Member of Virginia House of Delegates
- In office 1974 – November 14, 1990

Personal details
- Born: Warren Glenn Stambaugh August 7, 1944 Maysville, Kentucky
- Died: November 14, 1990 (aged 46) Georgetown University Hospital, Washington, D.C., US
- Party: Democratic
- Children: 2
- Alma mater: Walsh School of Foreign Service Columbus School of Law
- Occupation: Attorney, politician

= Warren G. Stambaugh =

American attorney and politician

Warren Glenn Stambaugh (August 7, 1944 — November 14, 1990) was an American attorney and politician who served as a Democrat for 16 years inside the Virginia House of Delegates.

== Life and education ==
Stambaugh was born on August 7, 1944, in Maysville, Kentucky, but later moved to Arlington County, Virginia.

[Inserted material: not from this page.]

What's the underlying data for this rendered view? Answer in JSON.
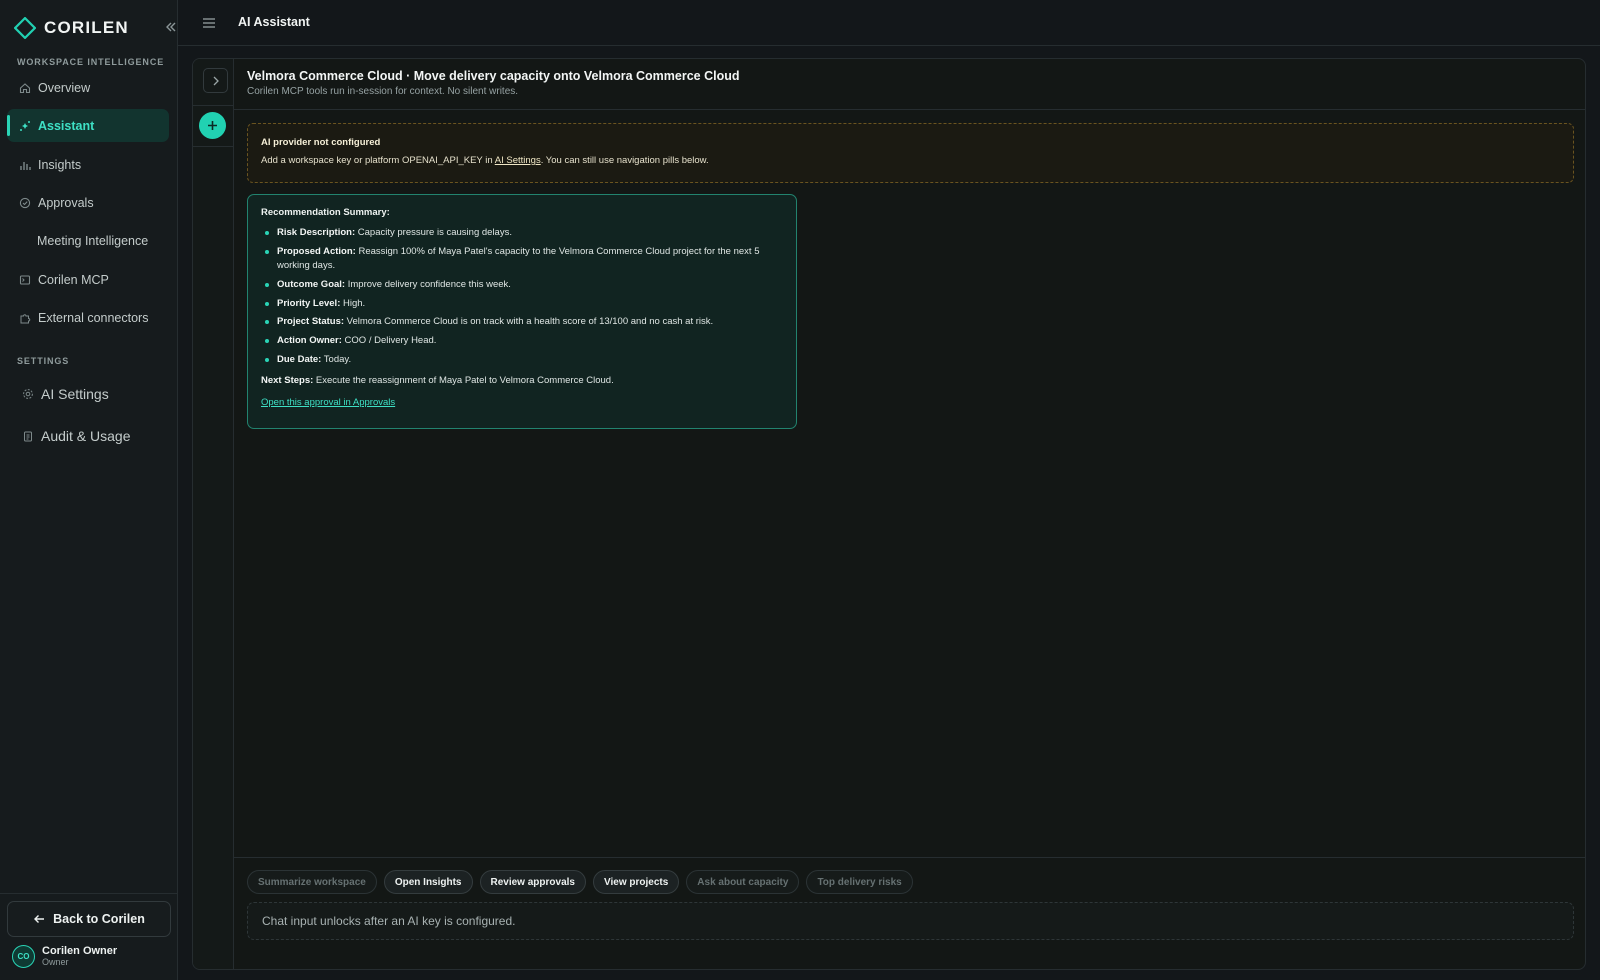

He graduated from the Walsh School of Foreign Service, and later the Columbus School of Law. He was married to two women, Dorothy Hoff, whom he later divorced, and Rosemary. He had 2 children: Peter and Elisabeth (Lisa), and 2 stepchildren: Patrick and Amy Storey. He was Catholic.

== Political career ==
Stambaugh began his political career in the Virginia House of Delegates in 1974, getting 16,218 votes in his election. He was an outspoken advocate for disabled rights, and while serving, helped pass the Virginians with Disabilities Act in 1985, which later became the Americans with Disabilities Act of 1990. In 1985, he secured a US$35,000 grant to improve the Arlington Historical Museum. He continued to serve as a delegate until his death in office on November 14, 1990, of a heart attack in the Georgetown University Hospital in Washington, D.C., at the age of 46. His funeral was held on March 21.